Burada hemen cevaplandırılması gereken bir soru akla gelebilir. Şöyle ki: Rasûllullah’tan önceki yüzlerce yıl Arap toplumuna hiç peygamber gelmediğine göre, cahiliye çağları boyunca sapıklık içinde yaşamış insanlar hangi gerekçeyle hesaba çekileceklerdir? Onlar, kendilerini hata ve sapıklıktan koruyacak bir kılavuza sahip değildirler. Öyleyse, sapmış olmaları durumunda, bu sapıklıklarından ötürü nasıl mesul tutulacaklardı. Cevap şudur: Onlar hakikî inanca dair ayrıntılı bilgiden yoksun olabilirlerdi belki; fakat cahiliye dönemlerinde bu insanlar tevhîd inancından habersiz değildiler; çünkü hiçbir peygamber, takipçilerine putperestliği talim etmemişti. Bu hakikat Arapların kendi beldelerinde doğmuş olan peygamberlerden gelen rivayetlerde de ihtiva edilmekteydi; ayrıca kendi beldelerinin hemen bitişiğinde doğmuş bulunan Musa, Davud, Süleyman ve İsa’nın (Aleyhimüsselâm) öğretilerini de bilmekteydiler. Arap geleneklerinde de çok iyi bilinmekteydi ki, Arapların kadim dönemlerinde izlenen gerçek din, İbrahim’in diniydi ve puta tapmayı onlar arasında başlatan ilk Adam Amr bin Luhayy idi. Şirk ve putperestliğin tüm yaygınlığına rağmen Arabistan’ın birtakım kesimlerinde Şirk’i reddedip, tevhid’i benimseyen ve putlara kurban sunmayı açıkça lânetleyen çok sayıda insan bulunuyordu. Bizzat Rasûlullah’ın (s.a.) zuhuruna yakın dönemde “Hunefa” (hanifler) olarak bilinen çok sayıda insan yaşamıştı ki, bunlardan bazıları şunlardı: Kuss bin Saidet-ül- İyadi, Ümeyye bin Ebi es-Salt, Suveyd bin Amr el-Mustalikî, Vaki bin Selame bin Züheyr el-İyadî, Amr bin Cündüb el-Cühenî, Ebu Kays Serme bin Ebi Enes, Zeyd bin Amr bin Nüfeyl, Varak bin Nevfel, Osman bin el-Huvaris, Ubeyde bin Cahş, Amir bin ez-Zerb el-Advanî, Allaâf bin Şehab et-Temimî, El-Mütelemmis bin Ümeyye el-Kinanî, Zühehyr bin Ebû Selmâ, Halid bin Sinan bin Gays el-Absî, Abdullah b. Kudâî… vd.

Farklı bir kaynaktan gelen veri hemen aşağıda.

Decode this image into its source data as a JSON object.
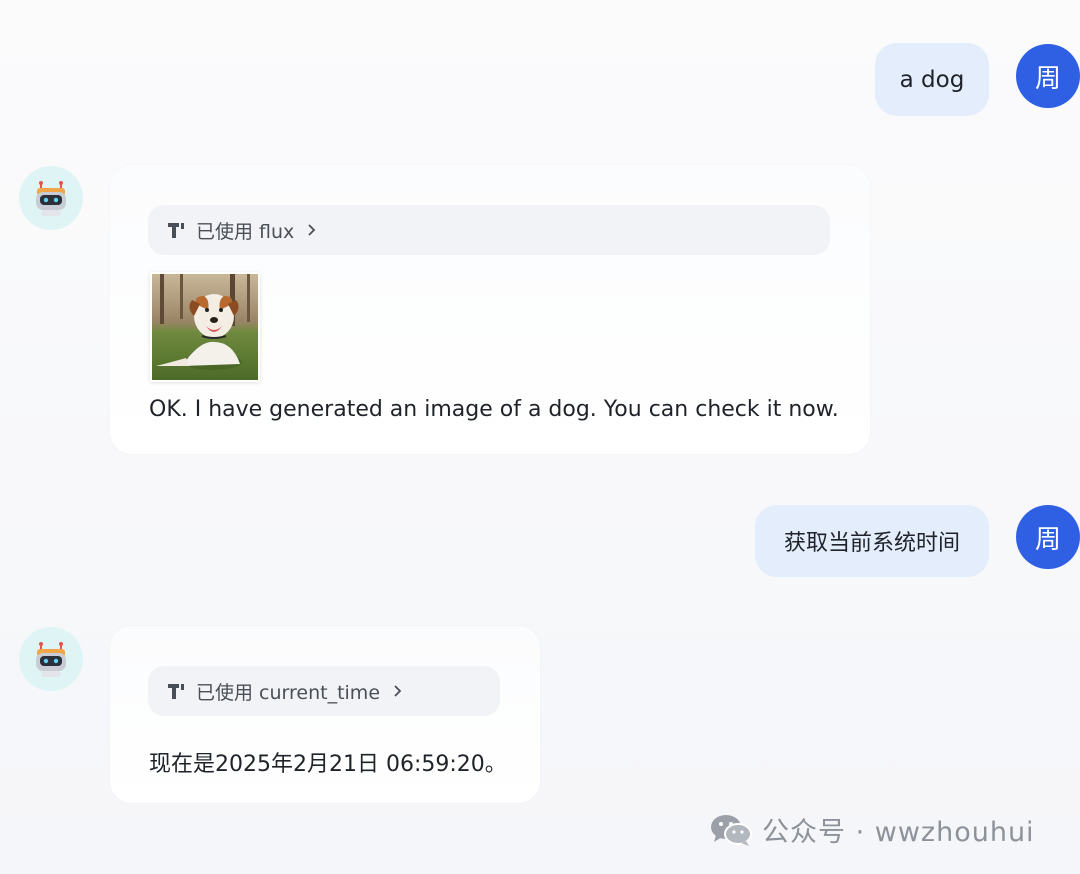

Bu insanlar açıkça itikadın temeli olarak tevhidi’i tebliğ ediyor ve müşriklerin dininden ayrı olduklarını söylüyorlardı. Apaçık ki, onlar bu kavrama, peygamberlerin talimatından geriye kalanlar aracılığıyla ulaşmışlardı. Dahası, Yemen’de modern arkeolojik araştırmaların sonucu olarak keşfedilmiş olan M.Ö. 4. ve 5. yüzyıllara ait metinler, o dönemlerde buralarda tek tanrıcı dinin var olduğunu ortaya sermektedir.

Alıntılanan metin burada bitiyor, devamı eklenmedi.